Academics and Students in Community Engagement Research
A recently completed action research project to investigate the experiences of incorporating service learning with community engagement activities was undertaken as a collaborative effort between UKZN’s School of Social Sciences, the School of Education and the Faculty of Education at the University of the Free State (UFS).
The project relates to eight case studies that were conducted on UKZN’s Pietermaritzburg campus beginning with stakeholder consultations followed by implementation and evaluation of the case studies over 12 months.
The Community Engagement with Service Learning (CELS2) project tackled the challenge of how to address the competing goals and values of student service learning course requirements and those of community organisations in order to enhance university contributions to local development needs.
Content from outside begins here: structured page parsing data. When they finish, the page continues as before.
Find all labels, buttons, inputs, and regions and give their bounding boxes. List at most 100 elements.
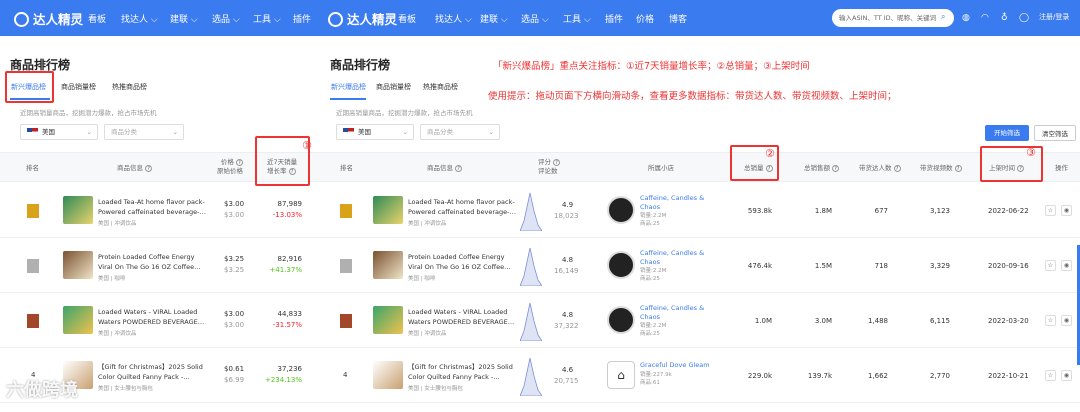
nav-item-pricing[interactable]: 价格 — [636, 12, 654, 25]
header-videos[interactable]: 带货视频数 ? — [920, 164, 962, 173]
country-select[interactable]: 美国 ⌄ — [20, 124, 98, 140]
annotation-number-3: ③ — [1026, 146, 1036, 159]
nav-item-plugin[interactable]: 插件 — [293, 12, 311, 25]
search-icon[interactable]: ⌕ — [941, 12, 945, 22]
top-nav-left: 达人精灵 看板 找达人 ⌵ 建联 ⌵ 选品 ⌵ 工具 ⌵ 插件 — [0, 0, 320, 36]
nav-item-outreach[interactable]: 建联 ⌵ — [480, 12, 508, 25]
tab-sales[interactable]: 商品销量榜 — [61, 82, 96, 92]
product-name-line2[interactable]: Waters POWDERED BEVERAGE… — [98, 318, 206, 327]
product-name[interactable]: 【Gift for Christmas】2025 Solid — [98, 363, 206, 372]
growth-rate: -13.03% — [272, 211, 302, 219]
header-total-revenue[interactable]: 总销售额 ? — [804, 164, 840, 173]
headset-icon[interactable]: ◠ — [981, 13, 989, 23]
nav-item-dashboard[interactable]: 看板 — [398, 12, 416, 25]
product-name-line2[interactable]: Viral On The Go 16 OZ Coffee… — [408, 263, 516, 272]
growth-sales: 37,236 — [277, 365, 303, 373]
nav-item-product-selection[interactable]: 选品 ⌵ — [521, 12, 549, 25]
video-count: 3,329 — [929, 262, 950, 270]
header-rating: 评分 ? 评论数 — [538, 158, 561, 176]
product-name-line2[interactable]: Viral On The Go 16 OZ Coffee… — [98, 263, 206, 272]
view-eye-icon[interactable]: ◉ — [1061, 315, 1072, 326]
product-thumbnail[interactable] — [373, 251, 403, 279]
product-name[interactable]: Protein Loaded Coffee Energy — [408, 253, 516, 262]
product-name[interactable]: Loaded Tea-At home flavor pack- — [408, 198, 516, 207]
category-select[interactable]: 商品分类 ⌄ — [420, 124, 500, 140]
login-link[interactable]: 注册/登录 — [1039, 12, 1069, 22]
nav-item-tools[interactable]: 工具 ⌵ — [563, 12, 591, 25]
help-icon[interactable]: ? — [553, 159, 561, 166]
shop-name[interactable]: Graceful Dove Gleam — [640, 361, 710, 370]
shop-name[interactable]: Caffeine, Candles & — [640, 249, 704, 258]
logo[interactable]: 达人精灵 — [14, 9, 83, 28]
product-name[interactable]: Loaded Waters - VIRAL Loaded — [408, 308, 516, 317]
nav-item-blog[interactable]: 博客 — [669, 12, 687, 25]
product-name-line2[interactable]: Powered caffeinated beverage-… — [98, 208, 206, 217]
user-icon[interactable]: ◯ — [1019, 13, 1029, 23]
shop-avatar[interactable] — [607, 196, 635, 224]
product-category: 美国 | 冲调饮品 — [98, 221, 137, 227]
help-icon[interactable]: ? — [455, 165, 463, 172]
help-icon[interactable]: ? — [236, 159, 243, 166]
favorite-star-icon[interactable]: ☆ — [1045, 315, 1056, 326]
shop-name-line2[interactable]: Chaos — [640, 203, 660, 212]
help-icon[interactable]: ? — [832, 165, 840, 172]
nav-item-find-creators[interactable]: 找达人 ⌵ — [121, 12, 158, 25]
view-eye-icon[interactable]: ◉ — [1061, 370, 1072, 381]
favorite-star-icon[interactable]: ☆ — [1045, 370, 1056, 381]
total-sales: 476.4k — [747, 262, 772, 270]
product-thumbnail[interactable] — [63, 196, 93, 224]
product-thumbnail[interactable] — [373, 196, 403, 224]
product-name[interactable]: Loaded Waters - VIRAL Loaded — [98, 308, 206, 317]
rank-medal-icon — [340, 259, 352, 273]
product-name-line2[interactable]: Color Quilted Fanny Pack -… — [408, 373, 516, 382]
clear-filter-button[interactable]: 清空筛选 — [1034, 125, 1076, 141]
nav-item-outreach[interactable]: 建联 ⌵ — [170, 12, 198, 25]
product-name-line2[interactable]: Waters POWDERED BEVERAGE… — [408, 318, 516, 327]
chevron-down-icon: ⌵ — [583, 15, 591, 25]
table-row: Loaded Waters - VIRAL Loaded Waters POWDE… — [0, 293, 320, 348]
product-name[interactable]: 【Gift for Christmas】2025 Solid — [408, 363, 516, 372]
nav-item-tools[interactable]: 工具 ⌵ — [253, 12, 281, 25]
header-creators[interactable]: 带货达人数 ? — [859, 164, 901, 173]
tab-sales[interactable]: 商品销量榜 — [376, 82, 411, 92]
product-name-line2[interactable]: Powered caffeinated beverage-… — [408, 208, 516, 217]
chevron-down-icon: ⌵ — [541, 15, 549, 25]
product-thumbnail[interactable] — [373, 361, 403, 389]
logo[interactable]: 达人精灵 — [328, 9, 397, 28]
shop-name-line2[interactable]: Chaos — [640, 313, 660, 322]
product-name[interactable]: Loaded Tea-At home flavor pack- — [98, 198, 206, 207]
help-icon[interactable]: ? — [893, 165, 901, 172]
tab-hot[interactable]: 热推商品榜 — [423, 82, 458, 92]
shop-name[interactable]: Caffeine, Candles & — [640, 194, 704, 203]
nav-item-find-creators[interactable]: 找达人 ⌵ — [435, 12, 472, 25]
nav-item-product-selection[interactable]: 选品 ⌵ — [212, 12, 240, 25]
product-thumbnail[interactable] — [373, 306, 403, 334]
help-icon[interactable]: ? — [145, 165, 153, 172]
product-name-line2[interactable]: Color Quilted Fanny Pack -… — [98, 373, 206, 382]
shop-avatar[interactable] — [607, 306, 635, 334]
product-name[interactable]: Protein Loaded Coffee Energy — [98, 253, 206, 262]
category-select[interactable]: 商品分类 ⌄ — [104, 124, 184, 140]
favorite-star-icon[interactable]: ☆ — [1045, 205, 1056, 216]
nav-item-dashboard[interactable]: 看板 — [88, 12, 106, 25]
product-thumbnail[interactable] — [63, 306, 93, 334]
view-eye-icon[interactable]: ◉ — [1061, 260, 1072, 271]
search-input[interactable]: 输入ASIN、TT ID、昵称、关键词 — [832, 9, 954, 27]
bulb-icon[interactable]: ♁ — [1001, 13, 1008, 23]
help-icon[interactable]: ? — [954, 165, 962, 172]
chevron-down-icon: ⌵ — [150, 15, 158, 25]
nav-item-plugin[interactable]: 插件 — [605, 12, 623, 25]
tab-hot[interactable]: 热推商品榜 — [112, 82, 147, 92]
shop-name[interactable]: Caffeine, Candles & — [640, 304, 704, 313]
shop-name-line2[interactable]: Chaos — [640, 258, 660, 267]
product-thumbnail[interactable] — [63, 251, 93, 279]
growth-rate: +41.37% — [269, 266, 302, 274]
country-select[interactable]: 美国 ⌄ — [336, 124, 414, 140]
shop-store-icon[interactable]: ⌂ — [607, 361, 635, 389]
globe-icon[interactable]: ◍ — [962, 13, 970, 23]
start-filter-button[interactable]: 开始筛选 — [985, 125, 1029, 141]
tab-emerging[interactable]: 新兴爆品榜 — [331, 82, 366, 92]
view-eye-icon[interactable]: ◉ — [1061, 205, 1072, 216]
favorite-star-icon[interactable]: ☆ — [1045, 260, 1056, 271]
shop-avatar[interactable] — [607, 251, 635, 279]
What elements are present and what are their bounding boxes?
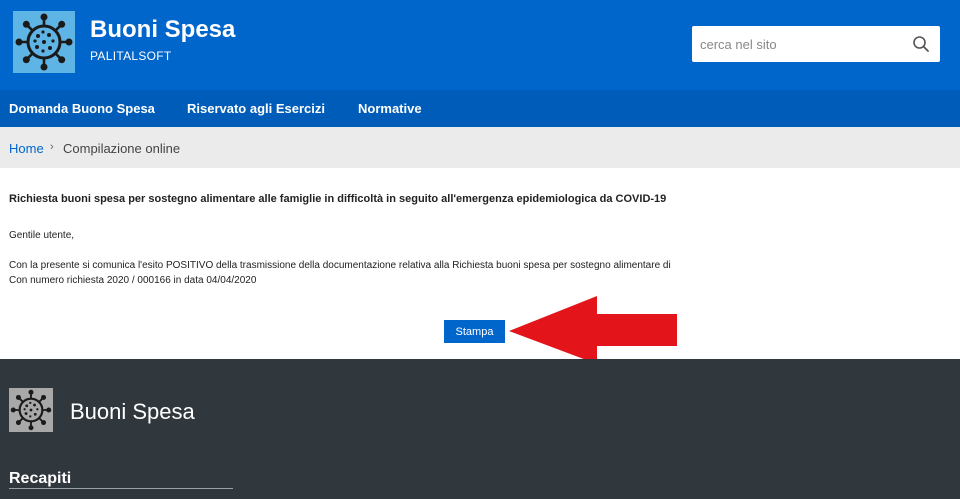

Heading the research are academics Professor Julia Preece of the School of Education, Dr Desiree Manicom of the School of Social Sciences, and UFS staffers, Dr Cias Tsotetsi and Dr Dipane Hlalele and their respective students.
The project responded to global interest in making Higher Education more responsive to development needs, national priorities for developing responsible citizens and institutional priorities for “responsible community engagement”.
According to Preece and Manicom, a community development approach was used which applied asset based development theory - supporting communities to build on their own assets to solve local problems - with the concept of adaptive leadership - being sensitive to context and encouraging communities to take responsibility for decision making. This was done with a view to building trust and contributing to community empowerment.
Preece said, ‘The study found that students and community members were able to learn from each other, contributing to new knowledge, skills and understandings but that the time frame for service learning militated against the CESL relationship.’
Manicom said: ‘It also found that clarification of competing goals and values prior to the service learning placements enhanced the community relationship but there is a need for ongoing feedback and monitoring to accommodate shifting goals and priorities during project implementation. Grassroots communities were motivated by the interest the University showed in their activities.’
The study is a partnership between UKZN and UFS with funding from the National Research Foundation (NRF) and UKZN’s Teaching and Learning Office (UTLO). The findings have resulted in presentations at one international and two local conferences. Journal articles will be submitted for review later this year.